Alguém pode pensar: "O melhor momento para um crime como
esse, então, é tarde da noite, rua quase deserta, pouca gente em volta..."
Nem sempre. Me veio logo à lembrança outro assassinato
político famoso e não explicado de forma 100% satisfatória.
Esse crime foi
testemunhado de perto por Gabriel Garcia Márquez, que o reconta em suas
memórias (Vivir Para Contarla,
Bogotá, Editorial Norma, 2002). Infelizmente o livro de Márquez não tem
subdivisão em capítulos, mas os textos que vou citar estão da página 330 em
diante (não tenho em mãos a tradução brasileira).
A Colômbia vivia em 1948 uma campanha presidencial num
momento de extrema tensão e violência política. Márquez lembra uma tourada, em
Bogotá, em que o toureiro demorou tanto a liquidar o touro que a torcida desceu
das arquibancadas e esquartejou vivo o animal.
(Jorge Eliécer Gaitán, 1903-1948)
Um dos protagonistas políticos mais importantes era Jorge
Eliécer Gaitán, líder da oposição de esquerda, que fazia discursos inflamados
contra os opressores, as elites, a violência do governo, etc. No dia 9 de abril de 1948, ele saiu em grupo
para almoçar num restaurante no centro de Bogotá, a pé, cercado por meia dúzia
de amigos e correligionários.
Garcia Márquez tinha nessa época 21 anos e era estudante;
estava almoçando a três quadras dali, na pensão onde morava, quando alguém
entrou correndo e gritou:
– Agora o país se fudeu mesmo! Acabam de matar Gaitán, em
frente a "El Gato Negro".
Márquez saiu voando. No local do crime, homens
agachavam-se, tiravam o lenço e o encharcavam na poça de sangue, para guardar
como souvenir. O agressor havia se refugiado numa farmácia, cujo dono correu as
portas, mas a multidão já fazia de tudo para botá-las abaixo. E Márquez,
olhando tudo, recorda:
Um homem alto e muito senhor de si, com traje cinza impecável, como se
estivesse indo para um casamento, os incitava com gritos bem calculados. (trad.
BT)
GGM tem olho de jornalista e descreve o momento em que o
dono da farmácia, apavorado, entregou à polícia o fugitivo.

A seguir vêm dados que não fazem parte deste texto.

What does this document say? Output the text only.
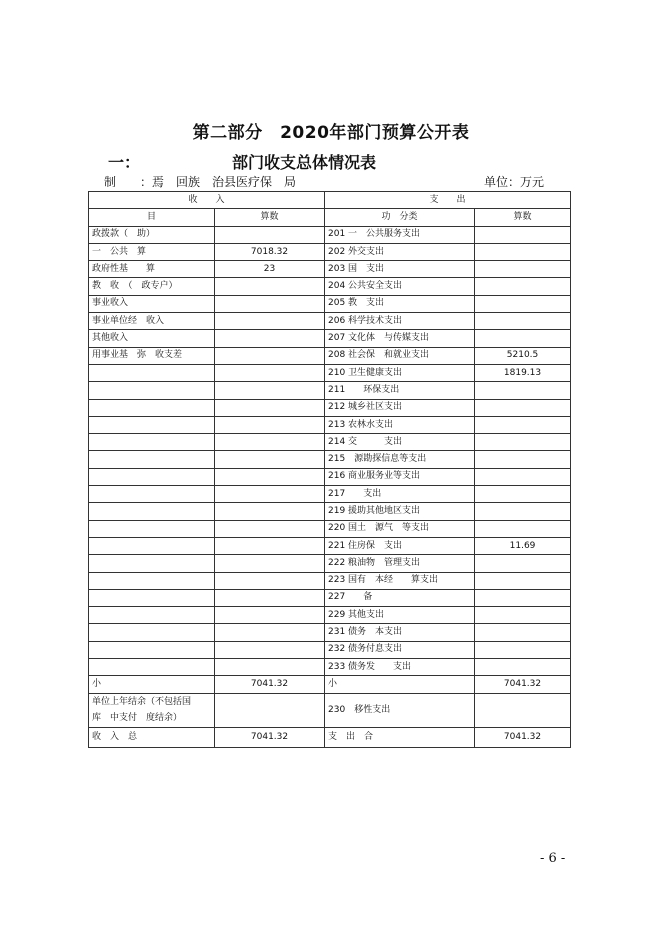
第二部分　2020年部门预算公开表
一：	部门收支总体情况表
制　　：焉　回族　治县医疗保　局	单位：万元
收　　入		支　　出	
目	算数	功　分类	算数
政拨款（　助）		201 一　公共服务支出	
一　公共　算	7018.32	202 外交支出	
政府性基　　算	23	203 国　支出	
教　收　（　政专户）		204 公共安全支出	
事业收入		205 教　支出	
事业单位经　收入		206 科学技术支出	
其他收入		207 文化体　与传媒支出	
用事业基　弥　收支差		208 社会保　和就业支出	5210.5
		210 卫生健康支出	1819.13
		211　　环保支出	
		212 城乡社区支出	
		213 农林水支出	
		214 交　　　支出	
		215　源勘探信息等支出	
		216 商业服务业等支出	
		217　　支出	
		219 援助其他地区支出	
		220 国土　源气　等支出	
		221 住房保　支出	11.69
		222 粮油物　管理支出	
		223 国有　本经　　算支出	
		227　　备	
		229 其他支出	
		231 债务　本支出	
		232 债务付息支出	
		233 债务发　　支出	
小	7041.32	小	7041.32

单位上年结余（不包括国
库　中支付　度结余）		230　移性支出	
收　入　总	7041.32	支　出　合	7041.32
- 6 -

Tinha o cabelo revolto, uma barba de dois dias e uma palidez mortal,
com os olhos sobressaltados pelo terror. Seu traje era de pano marrom, de um
tipo muito usado, com listras verticais; a gola já estava rasgada pela
multidão. Foi uma aparição instantânea e eterna, porque os engraxates o
arrancaram das mãos dos guardas a golpes de caixotes e o derrubaram a pontapés.
Nos primeiros sopapos já havia perdido um pé de sapato.
(O crime foi mais ou menos aqui, na esquina de Av.
Jiménez com Carrera 7)
O criminoso foi depois identificado como Juan Roa Sierra,
um indivíduo insignificante do ponto de vista político, um “pawn in their game”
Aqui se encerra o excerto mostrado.